MAKING HISTORY: Rarely seen, even by New Zealanders, an eager crowd bustles Kiwis for Kiwi advocate Wendy Sporle as she cradles a soon-to-be-released Northland brown kiwi. - PHOTO/Peter Grant
April 13 is a date that will go down in history with the release of 14 Northland brown kiwi to Maranui Conservation, a privately-owned 425 hectare tract of native bush on the slopes of the Brynderwyns.
Reclaimed overnight from their nursery on Motuora Island by Department of Conservation specialists, the seven males and seven females were carried into the bush in their burrow boxes by relays of the public and strategically placed for release in the dead of night.
Marunui Conservation managing director, Catherine Hawley, welcomed a crowd of around 300 gathered to witness the event, and thanked support groups, volunteers and local iwi, recognising their kaitiaki (guardianship) role in the release programme.
Marunui spokesman, John Hawley, says the new environment will suit the kiwi.
Each bird is numbered and fitted with a tracking device with considerable interest in the information monitors can gather – meanwhile volunteers will be able to keep track of them in their new environment.
Measured by the length of their beaks, several of the birds are already either at or close to breeding age.
The vision started 25 years ago by the late Teddy Goldsmith and his wife Katherine, has seen what was once a very vulnerable environment transformed following a decade-long pest eradication programme.
Though the kiwi are free to roam, bait lines, bait stations and traps for ferrets, stoats, weasels and feral cats will help to ensure their safety in the wild.
Neighbours have embraced the initiative, both as volunteers and supporters of the dog kiwi aversion programme.
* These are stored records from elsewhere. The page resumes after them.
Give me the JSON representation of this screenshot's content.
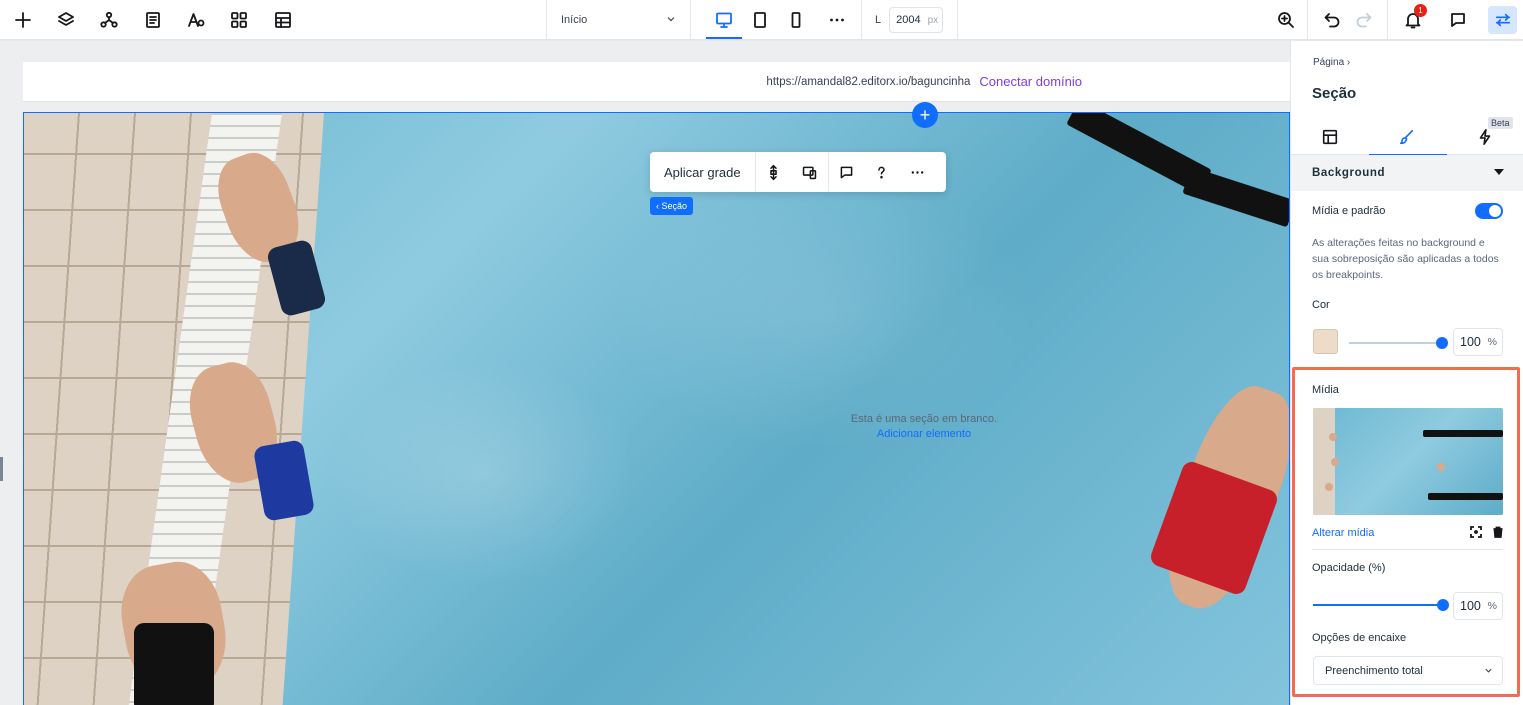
{
  "toolbar": {
    "page_select": "Início",
    "width_label": "L",
    "width_value": "2004",
    "width_unit": "px",
    "notification_count": "1"
  },
  "site": {
    "url": "https://amandal82.editorx.io/baguncinha",
    "connect_domain": "Conectar domínio"
  },
  "canvas": {
    "floating_toolbar_apply": "Aplicar grade",
    "section_tag": "‹ Seção",
    "empty_text": "Esta é uma seção em branco.",
    "add_element": "Adicionar elemento",
    "add_icon": "+"
  },
  "panel": {
    "breadcrumb": "Página ›",
    "title": "Seção",
    "beta_badge": "Beta",
    "accordion": "Background",
    "media_pattern_label": "Mídia e padrão",
    "media_pattern_on": true,
    "note": "As alterações feitas no background e sua sobreposição são aplicadas a todos os breakpoints.",
    "color_label": "Cor",
    "color_swatch": "#efdcc8",
    "color_opacity": "100",
    "percent": "%",
    "media_label": "Mídia",
    "change_media": "Alterar mídia",
    "opacity_label": "Opacidade (%)",
    "media_opacity": "100",
    "fit_label": "Opções de encaixe",
    "fit_value": "Preenchimento total"
  },
  "colors": {
    "accent": "#116dff",
    "highlight": "#f06e4e",
    "connect": "#7d3ee0"
  }
}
Dogs are the main threat to adult kiwi.
More kiwi releases are planned over the next few years with the goal being to establish a self-sustaining population.
On a sparkling autumn afternoon a waiata (song) was performed for the gathering by pupils of Mangawhai Beach School.
FOOTNOTE: The first surveillance using the Department of Conservation tracking device has shown all 14 kiwi were located and still within the release area. The birds will be monitored weekly for the next six weeks.